11.11.2019
FR
Journal officiel de l'Union européenne
C 383/75
Recours introduit le 25 septembre 2019 – JCDecaux Street Furniture Belgium/Commission
(Affaire T-642/19)
(2019/C 383/83)
Langue de procédure: le français
Parties
Partie requérante: JCDecaux Street Furniture Belgium (Bruxelles, Belgique) (représentants: A. Winckler et G. Babin, avocats)

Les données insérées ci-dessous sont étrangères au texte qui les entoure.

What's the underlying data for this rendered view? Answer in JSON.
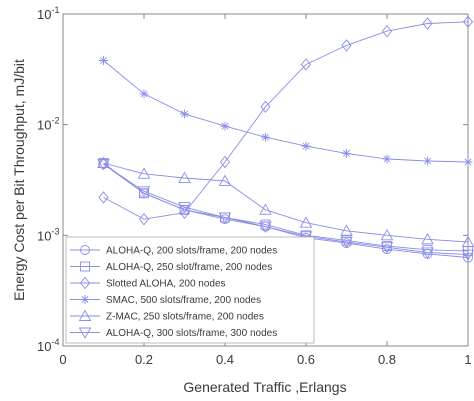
{
  "chart_data": {
    "type": "line",
    "title": "",
    "xlabel": "Generated Traffic ,Erlangs",
    "ylabel": "Energy Cost per Bit Throughput, mJ/bit",
    "xlim": [
      0,
      1
    ],
    "ylim": [
      0.0001,
      0.1
    ],
    "yscale": "log",
    "grid": false,
    "legend_position": "bottom-left",
    "series_color": "#8a8ee8",
    "x_ticks": [
      "0",
      "0.2",
      "0.4",
      "0.6",
      "0.8",
      "1"
    ],
    "y_ticks": [
      {
        "base": "10",
        "exp": "-4"
      },
      {
        "base": "10",
        "exp": "-3"
      },
      {
        "base": "10",
        "exp": "-2"
      },
      {
        "base": "10",
        "exp": "-1"
      }
    ],
    "x": [
      0.1,
      0.2,
      0.3,
      0.4,
      0.5,
      0.6,
      0.7,
      0.8,
      0.9,
      1.0
    ],
    "series": [
      {
        "name": "ALOHA-Q, 200 slots/frame, 200 nodes",
        "marker": "circle",
        "values": [
          0.0044,
          0.0024,
          0.0017,
          0.0014,
          0.0012,
          0.00095,
          0.00085,
          0.00075,
          0.00068,
          0.00063
        ]
      },
      {
        "name": "ALOHA-Q, 250 slot/frame, 200 nodes",
        "marker": "square",
        "values": [
          0.0045,
          0.0024,
          0.0017,
          0.00145,
          0.00125,
          0.001,
          0.0009,
          0.0008,
          0.00074,
          0.00072
        ]
      },
      {
        "name": "Slotted ALOHA, 200 nodes",
        "marker": "diamond",
        "values": [
          0.0022,
          0.0014,
          0.0016,
          0.0046,
          0.0145,
          0.035,
          0.052,
          0.07,
          0.082,
          0.085
        ]
      },
      {
        "name": "SMAC, 500 slots/frame, 200 nodes",
        "marker": "star",
        "values": [
          0.038,
          0.019,
          0.0125,
          0.0097,
          0.0077,
          0.0064,
          0.0055,
          0.0049,
          0.0047,
          0.0046
        ]
      },
      {
        "name": "Z-MAC, 250 slots/frame, 200 nodes",
        "marker": "triangle-up",
        "values": [
          0.0045,
          0.0036,
          0.0033,
          0.0031,
          0.0017,
          0.0013,
          0.0011,
          0.001,
          0.00092,
          0.00087
        ]
      },
      {
        "name": "ALOHA-Q, 300 slots/frame, 300 nodes",
        "marker": "triangle-down",
        "values": [
          0.0044,
          0.0025,
          0.0018,
          0.00145,
          0.0012,
          0.00098,
          0.00087,
          0.00078,
          0.0007,
          0.00067
        ]
      }
    ]
  }
}
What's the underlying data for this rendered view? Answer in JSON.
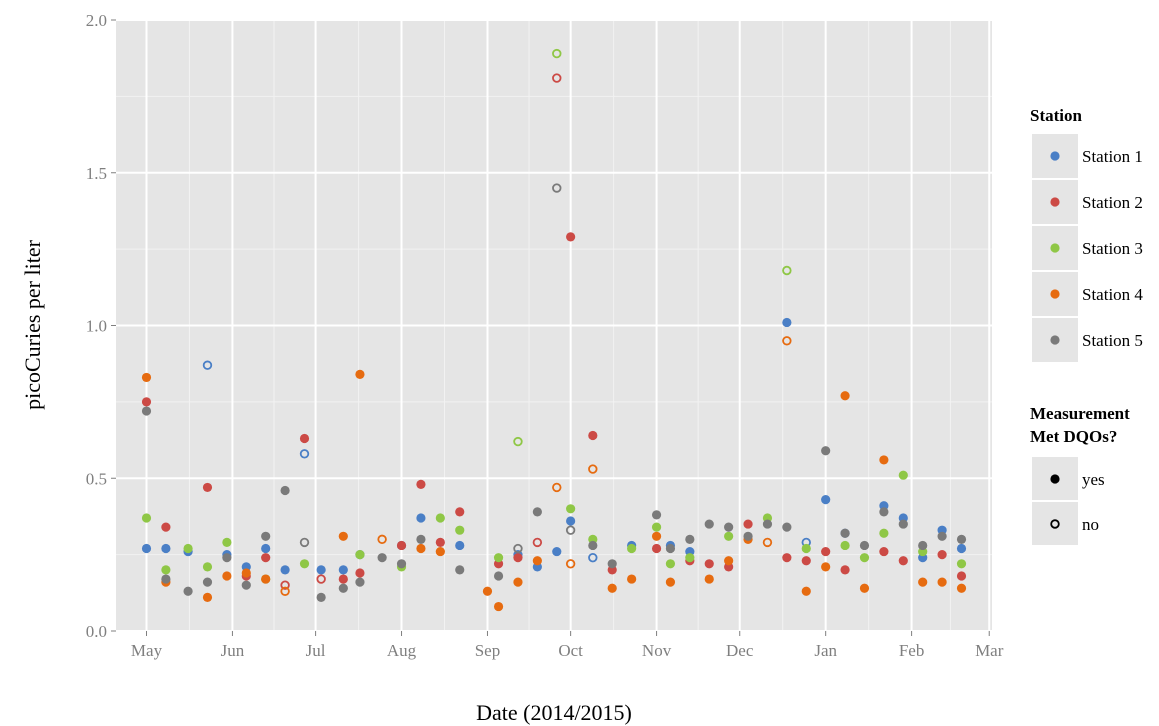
{
  "chart_data": {
    "type": "scatter",
    "title": "",
    "xlabel": "Date (2014/2015)",
    "ylabel": "picoCuries per liter",
    "ylim": [
      0,
      2.0
    ],
    "y_ticks": [
      "0.0",
      "0.5",
      "1.0",
      "1.5",
      "2.0"
    ],
    "x_ticks": [
      {
        "date": "2014-05-01",
        "label": "May"
      },
      {
        "date": "2014-06-01",
        "label": "Jun"
      },
      {
        "date": "2014-07-01",
        "label": "Jul"
      },
      {
        "date": "2014-08-01",
        "label": "Aug"
      },
      {
        "date": "2014-09-01",
        "label": "Sep"
      },
      {
        "date": "2014-10-01",
        "label": "Oct"
      },
      {
        "date": "2014-11-01",
        "label": "Nov"
      },
      {
        "date": "2014-12-01",
        "label": "Dec"
      },
      {
        "date": "2015-01-01",
        "label": "Jan"
      },
      {
        "date": "2015-02-01",
        "label": "Feb"
      },
      {
        "date": "2015-03-01",
        "label": "Mar"
      }
    ],
    "xlim": [
      "2014-04-20",
      "2015-03-02"
    ],
    "grid": true,
    "legend_placement": "right",
    "legend": {
      "color_title": "Station",
      "shape_title_lines": [
        "Measurement",
        "Met DQOs?"
      ],
      "shape_items": [
        {
          "label": "yes",
          "filled": true
        },
        {
          "label": "no",
          "filled": false
        }
      ]
    },
    "series": [
      {
        "name": "Station 1",
        "color": "#4a7fc6",
        "points": [
          {
            "x": "2014-05-01",
            "y": 0.27,
            "met": true
          },
          {
            "x": "2014-05-08",
            "y": 0.27,
            "met": true
          },
          {
            "x": "2014-05-16",
            "y": 0.26,
            "met": true
          },
          {
            "x": "2014-05-23",
            "y": 0.87,
            "met": false
          },
          {
            "x": "2014-05-30",
            "y": 0.25,
            "met": true
          },
          {
            "x": "2014-06-06",
            "y": 0.21,
            "met": true
          },
          {
            "x": "2014-06-13",
            "y": 0.27,
            "met": true
          },
          {
            "x": "2014-06-20",
            "y": 0.2,
            "met": true
          },
          {
            "x": "2014-06-27",
            "y": 0.58,
            "met": false
          },
          {
            "x": "2014-07-03",
            "y": 0.2,
            "met": true
          },
          {
            "x": "2014-07-11",
            "y": 0.2,
            "met": true
          },
          {
            "x": "2014-07-17",
            "y": 0.25,
            "met": true
          },
          {
            "x": "2014-08-01",
            "y": 0.28,
            "met": true
          },
          {
            "x": "2014-08-08",
            "y": 0.37,
            "met": true
          },
          {
            "x": "2014-08-22",
            "y": 0.28,
            "met": true
          },
          {
            "x": "2014-09-12",
            "y": 0.25,
            "met": true
          },
          {
            "x": "2014-09-19",
            "y": 0.21,
            "met": true
          },
          {
            "x": "2014-09-26",
            "y": 0.26,
            "met": true
          },
          {
            "x": "2014-10-01",
            "y": 0.36,
            "met": true
          },
          {
            "x": "2014-10-09",
            "y": 0.24,
            "met": false
          },
          {
            "x": "2014-10-23",
            "y": 0.28,
            "met": true
          },
          {
            "x": "2014-11-06",
            "y": 0.28,
            "met": true
          },
          {
            "x": "2014-11-13",
            "y": 0.26,
            "met": true
          },
          {
            "x": "2014-12-18",
            "y": 1.01,
            "met": true
          },
          {
            "x": "2014-12-25",
            "y": 0.29,
            "met": false
          },
          {
            "x": "2015-01-01",
            "y": 0.43,
            "met": true
          },
          {
            "x": "2015-01-08",
            "y": 0.32,
            "met": true
          },
          {
            "x": "2015-01-22",
            "y": 0.41,
            "met": true
          },
          {
            "x": "2015-01-29",
            "y": 0.37,
            "met": true
          },
          {
            "x": "2015-02-05",
            "y": 0.24,
            "met": true
          },
          {
            "x": "2015-02-12",
            "y": 0.33,
            "met": true
          },
          {
            "x": "2015-02-19",
            "y": 0.27,
            "met": true
          }
        ]
      },
      {
        "name": "Station 2",
        "color": "#cc4a45",
        "points": [
          {
            "x": "2014-05-01",
            "y": 0.75,
            "met": true
          },
          {
            "x": "2014-05-08",
            "y": 0.34,
            "met": true
          },
          {
            "x": "2014-05-23",
            "y": 0.47,
            "met": true
          },
          {
            "x": "2014-06-06",
            "y": 0.18,
            "met": true
          },
          {
            "x": "2014-06-13",
            "y": 0.24,
            "met": true
          },
          {
            "x": "2014-06-20",
            "y": 0.15,
            "met": false
          },
          {
            "x": "2014-06-27",
            "y": 0.63,
            "met": true
          },
          {
            "x": "2014-07-03",
            "y": 0.17,
            "met": false
          },
          {
            "x": "2014-07-11",
            "y": 0.17,
            "met": true
          },
          {
            "x": "2014-07-17",
            "y": 0.19,
            "met": true
          },
          {
            "x": "2014-08-01",
            "y": 0.28,
            "met": true
          },
          {
            "x": "2014-08-08",
            "y": 0.48,
            "met": true
          },
          {
            "x": "2014-08-15",
            "y": 0.29,
            "met": true
          },
          {
            "x": "2014-08-22",
            "y": 0.39,
            "met": true
          },
          {
            "x": "2014-09-05",
            "y": 0.22,
            "met": true
          },
          {
            "x": "2014-09-12",
            "y": 0.24,
            "met": true
          },
          {
            "x": "2014-09-19",
            "y": 0.29,
            "met": false
          },
          {
            "x": "2014-09-26",
            "y": 1.81,
            "met": false
          },
          {
            "x": "2014-10-01",
            "y": 1.29,
            "met": true
          },
          {
            "x": "2014-10-09",
            "y": 0.64,
            "met": true
          },
          {
            "x": "2014-10-16",
            "y": 0.2,
            "met": true
          },
          {
            "x": "2014-11-01",
            "y": 0.27,
            "met": true
          },
          {
            "x": "2014-11-13",
            "y": 0.23,
            "met": true
          },
          {
            "x": "2014-11-20",
            "y": 0.22,
            "met": true
          },
          {
            "x": "2014-11-27",
            "y": 0.21,
            "met": true
          },
          {
            "x": "2014-12-04",
            "y": 0.35,
            "met": true
          },
          {
            "x": "2014-12-18",
            "y": 0.24,
            "met": true
          },
          {
            "x": "2014-12-25",
            "y": 0.23,
            "met": true
          },
          {
            "x": "2015-01-01",
            "y": 0.26,
            "met": true
          },
          {
            "x": "2015-01-08",
            "y": 0.2,
            "met": true
          },
          {
            "x": "2015-01-22",
            "y": 0.26,
            "met": true
          },
          {
            "x": "2015-01-29",
            "y": 0.23,
            "met": true
          },
          {
            "x": "2015-02-12",
            "y": 0.25,
            "met": true
          },
          {
            "x": "2015-02-19",
            "y": 0.18,
            "met": true
          }
        ]
      },
      {
        "name": "Station 3",
        "color": "#8fc746",
        "points": [
          {
            "x": "2014-05-01",
            "y": 0.37,
            "met": true
          },
          {
            "x": "2014-05-08",
            "y": 0.2,
            "met": true
          },
          {
            "x": "2014-05-16",
            "y": 0.27,
            "met": true
          },
          {
            "x": "2014-05-23",
            "y": 0.21,
            "met": true
          },
          {
            "x": "2014-05-30",
            "y": 0.29,
            "met": true
          },
          {
            "x": "2014-06-13",
            "y": 0.17,
            "met": true
          },
          {
            "x": "2014-06-27",
            "y": 0.22,
            "met": true
          },
          {
            "x": "2014-07-17",
            "y": 0.25,
            "met": true
          },
          {
            "x": "2014-08-01",
            "y": 0.21,
            "met": true
          },
          {
            "x": "2014-08-15",
            "y": 0.37,
            "met": true
          },
          {
            "x": "2014-08-22",
            "y": 0.33,
            "met": true
          },
          {
            "x": "2014-09-05",
            "y": 0.24,
            "met": true
          },
          {
            "x": "2014-09-12",
            "y": 0.62,
            "met": false
          },
          {
            "x": "2014-09-26",
            "y": 1.89,
            "met": false
          },
          {
            "x": "2014-10-01",
            "y": 0.4,
            "met": true
          },
          {
            "x": "2014-10-09",
            "y": 0.3,
            "met": true
          },
          {
            "x": "2014-10-23",
            "y": 0.27,
            "met": true
          },
          {
            "x": "2014-11-01",
            "y": 0.34,
            "met": true
          },
          {
            "x": "2014-11-06",
            "y": 0.22,
            "met": true
          },
          {
            "x": "2014-11-13",
            "y": 0.24,
            "met": true
          },
          {
            "x": "2014-11-27",
            "y": 0.31,
            "met": true
          },
          {
            "x": "2014-12-11",
            "y": 0.37,
            "met": true
          },
          {
            "x": "2014-12-18",
            "y": 1.18,
            "met": false
          },
          {
            "x": "2014-12-25",
            "y": 0.27,
            "met": true
          },
          {
            "x": "2015-01-08",
            "y": 0.28,
            "met": true
          },
          {
            "x": "2015-01-15",
            "y": 0.24,
            "met": true
          },
          {
            "x": "2015-01-22",
            "y": 0.32,
            "met": true
          },
          {
            "x": "2015-01-29",
            "y": 0.51,
            "met": true
          },
          {
            "x": "2015-02-05",
            "y": 0.26,
            "met": true
          },
          {
            "x": "2015-02-19",
            "y": 0.22,
            "met": true
          }
        ]
      },
      {
        "name": "Station 4",
        "color": "#e66b10",
        "points": [
          {
            "x": "2014-05-01",
            "y": 0.83,
            "met": true
          },
          {
            "x": "2014-05-08",
            "y": 0.16,
            "met": true
          },
          {
            "x": "2014-05-23",
            "y": 0.11,
            "met": true
          },
          {
            "x": "2014-05-30",
            "y": 0.18,
            "met": true
          },
          {
            "x": "2014-06-06",
            "y": 0.19,
            "met": true
          },
          {
            "x": "2014-06-13",
            "y": 0.17,
            "met": true
          },
          {
            "x": "2014-06-20",
            "y": 0.13,
            "met": false
          },
          {
            "x": "2014-07-11",
            "y": 0.31,
            "met": true
          },
          {
            "x": "2014-07-17",
            "y": 0.84,
            "met": true
          },
          {
            "x": "2014-07-25",
            "y": 0.3,
            "met": false
          },
          {
            "x": "2014-08-08",
            "y": 0.27,
            "met": true
          },
          {
            "x": "2014-08-15",
            "y": 0.26,
            "met": true
          },
          {
            "x": "2014-09-01",
            "y": 0.13,
            "met": true
          },
          {
            "x": "2014-09-05",
            "y": 0.08,
            "met": true
          },
          {
            "x": "2014-09-12",
            "y": 0.16,
            "met": true
          },
          {
            "x": "2014-09-19",
            "y": 0.23,
            "met": true
          },
          {
            "x": "2014-09-26",
            "y": 0.47,
            "met": false
          },
          {
            "x": "2014-10-01",
            "y": 0.22,
            "met": false
          },
          {
            "x": "2014-10-09",
            "y": 0.53,
            "met": false
          },
          {
            "x": "2014-10-16",
            "y": 0.14,
            "met": true
          },
          {
            "x": "2014-10-23",
            "y": 0.17,
            "met": true
          },
          {
            "x": "2014-11-01",
            "y": 0.31,
            "met": true
          },
          {
            "x": "2014-11-06",
            "y": 0.16,
            "met": true
          },
          {
            "x": "2014-11-20",
            "y": 0.17,
            "met": true
          },
          {
            "x": "2014-11-27",
            "y": 0.23,
            "met": true
          },
          {
            "x": "2014-12-04",
            "y": 0.3,
            "met": true
          },
          {
            "x": "2014-12-11",
            "y": 0.29,
            "met": false
          },
          {
            "x": "2014-12-18",
            "y": 0.95,
            "met": false
          },
          {
            "x": "2014-12-25",
            "y": 0.13,
            "met": true
          },
          {
            "x": "2015-01-01",
            "y": 0.21,
            "met": true
          },
          {
            "x": "2015-01-08",
            "y": 0.77,
            "met": true
          },
          {
            "x": "2015-01-15",
            "y": 0.14,
            "met": true
          },
          {
            "x": "2015-01-22",
            "y": 0.56,
            "met": true
          },
          {
            "x": "2015-02-05",
            "y": 0.16,
            "met": true
          },
          {
            "x": "2015-02-12",
            "y": 0.16,
            "met": true
          },
          {
            "x": "2015-02-19",
            "y": 0.14,
            "met": true
          }
        ]
      },
      {
        "name": "Station 5",
        "color": "#7a7a7a",
        "points": [
          {
            "x": "2014-05-01",
            "y": 0.72,
            "met": true
          },
          {
            "x": "2014-05-08",
            "y": 0.17,
            "met": true
          },
          {
            "x": "2014-05-16",
            "y": 0.13,
            "met": true
          },
          {
            "x": "2014-05-23",
            "y": 0.16,
            "met": true
          },
          {
            "x": "2014-05-30",
            "y": 0.24,
            "met": true
          },
          {
            "x": "2014-06-06",
            "y": 0.15,
            "met": true
          },
          {
            "x": "2014-06-13",
            "y": 0.31,
            "met": true
          },
          {
            "x": "2014-06-20",
            "y": 0.46,
            "met": true
          },
          {
            "x": "2014-06-27",
            "y": 0.29,
            "met": false
          },
          {
            "x": "2014-07-03",
            "y": 0.11,
            "met": true
          },
          {
            "x": "2014-07-11",
            "y": 0.14,
            "met": true
          },
          {
            "x": "2014-07-17",
            "y": 0.16,
            "met": true
          },
          {
            "x": "2014-07-25",
            "y": 0.24,
            "met": true
          },
          {
            "x": "2014-08-01",
            "y": 0.22,
            "met": true
          },
          {
            "x": "2014-08-08",
            "y": 0.3,
            "met": true
          },
          {
            "x": "2014-08-22",
            "y": 0.2,
            "met": true
          },
          {
            "x": "2014-09-05",
            "y": 0.18,
            "met": true
          },
          {
            "x": "2014-09-12",
            "y": 0.27,
            "met": false
          },
          {
            "x": "2014-09-19",
            "y": 0.39,
            "met": true
          },
          {
            "x": "2014-09-26",
            "y": 1.45,
            "met": false
          },
          {
            "x": "2014-10-01",
            "y": 0.33,
            "met": false
          },
          {
            "x": "2014-10-09",
            "y": 0.28,
            "met": true
          },
          {
            "x": "2014-10-16",
            "y": 0.22,
            "met": true
          },
          {
            "x": "2014-11-01",
            "y": 0.38,
            "met": true
          },
          {
            "x": "2014-11-06",
            "y": 0.27,
            "met": true
          },
          {
            "x": "2014-11-13",
            "y": 0.3,
            "met": true
          },
          {
            "x": "2014-11-20",
            "y": 0.35,
            "met": true
          },
          {
            "x": "2014-11-27",
            "y": 0.34,
            "met": true
          },
          {
            "x": "2014-12-04",
            "y": 0.31,
            "met": true
          },
          {
            "x": "2014-12-11",
            "y": 0.35,
            "met": true
          },
          {
            "x": "2014-12-18",
            "y": 0.34,
            "met": true
          },
          {
            "x": "2015-01-01",
            "y": 0.59,
            "met": true
          },
          {
            "x": "2015-01-08",
            "y": 0.32,
            "met": true
          },
          {
            "x": "2015-01-15",
            "y": 0.28,
            "met": true
          },
          {
            "x": "2015-01-22",
            "y": 0.39,
            "met": true
          },
          {
            "x": "2015-01-29",
            "y": 0.35,
            "met": true
          },
          {
            "x": "2015-02-05",
            "y": 0.28,
            "met": true
          },
          {
            "x": "2015-02-12",
            "y": 0.31,
            "met": true
          },
          {
            "x": "2015-02-19",
            "y": 0.3,
            "met": true
          }
        ]
      }
    ]
  }
}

Partie défenderesse: Commission européenne
Conclusions
La requérante conclut à ce qu’il plaise au Tribunal:
—
annuler l’article 1 de la décision attaquée, en ce qu’il conclut à la présence d’aide d’État incompatible en faveur de JCDecaux dans l’exécution du contrat de 1984, et ses articles 2 à 4, en ce qu’ils en ordonnent la récupération auprès de JCDecaux par l’État belge;
—
condamner la Commission aux dépens.
Moyens et principaux arguments
À l’appui de son recours contre la décision C(2019) 4466 final de la Commission, du 24 juin 2019, concernant l’aide d’État SA.33078 (2015/C) (ex 2015/NN) mise à exécution par la Belgique en faveur de JC Decaux Belgium Publicité, la requérante invoque quatre moyens.
1.
Premier moyen, tiré de l’erreur manifeste d’appréciation et de l’erreur de droit commise par la Commission en considérant que l’exploitation par la requérante de certains dispositifs publicitaires relevant du contrat du 16 juillet 1984 au-delà de leur échéance constitue un avantage.
—
La Commission a erronément conclu à un avantage économique en dépit du mécanisme de compensation opéré par la Ville de Bruxelles en application de son obligation de préserver l’équilibre économique du contrat.
—
La Commission a commis une erreur manifeste d’appréciation et une erreur de droit en considérant que la requérante a bénéficié d’une économie en termes de loyers et taxes constitutive d’un avantage.
2.
Deuxième moyen, à titre subsidiaire, tiré de la compatibilité avec le marché intérieur de l’hypothétique aide d’État en application de la communication de la Commission sur l’encadrement des SIEG (1) et de la décision relative aux services d’intérêt économique général de 2012 (2).
3.
Troisième moyen, à titre subsidiaire, tiré de la violation par la Commission de son obligation de motivation en ce qui concerne l’évaluation du montant à récupérer.
—
La Commission ne répond pas à suffisance aux éléments invoqués par les parties, préjuge du montant de l’aide à récupérer dans son communiqué de presse et enfreint ses règles internes de procédure.
—
La quantification du montant d’une hypothétique aide était impossible et formait un obstacle à sa récupération.
4.
Quatrième moyen, à titre subsidiaire, tiré de la prescription de l’aide d’État retenue par la décision attaquée.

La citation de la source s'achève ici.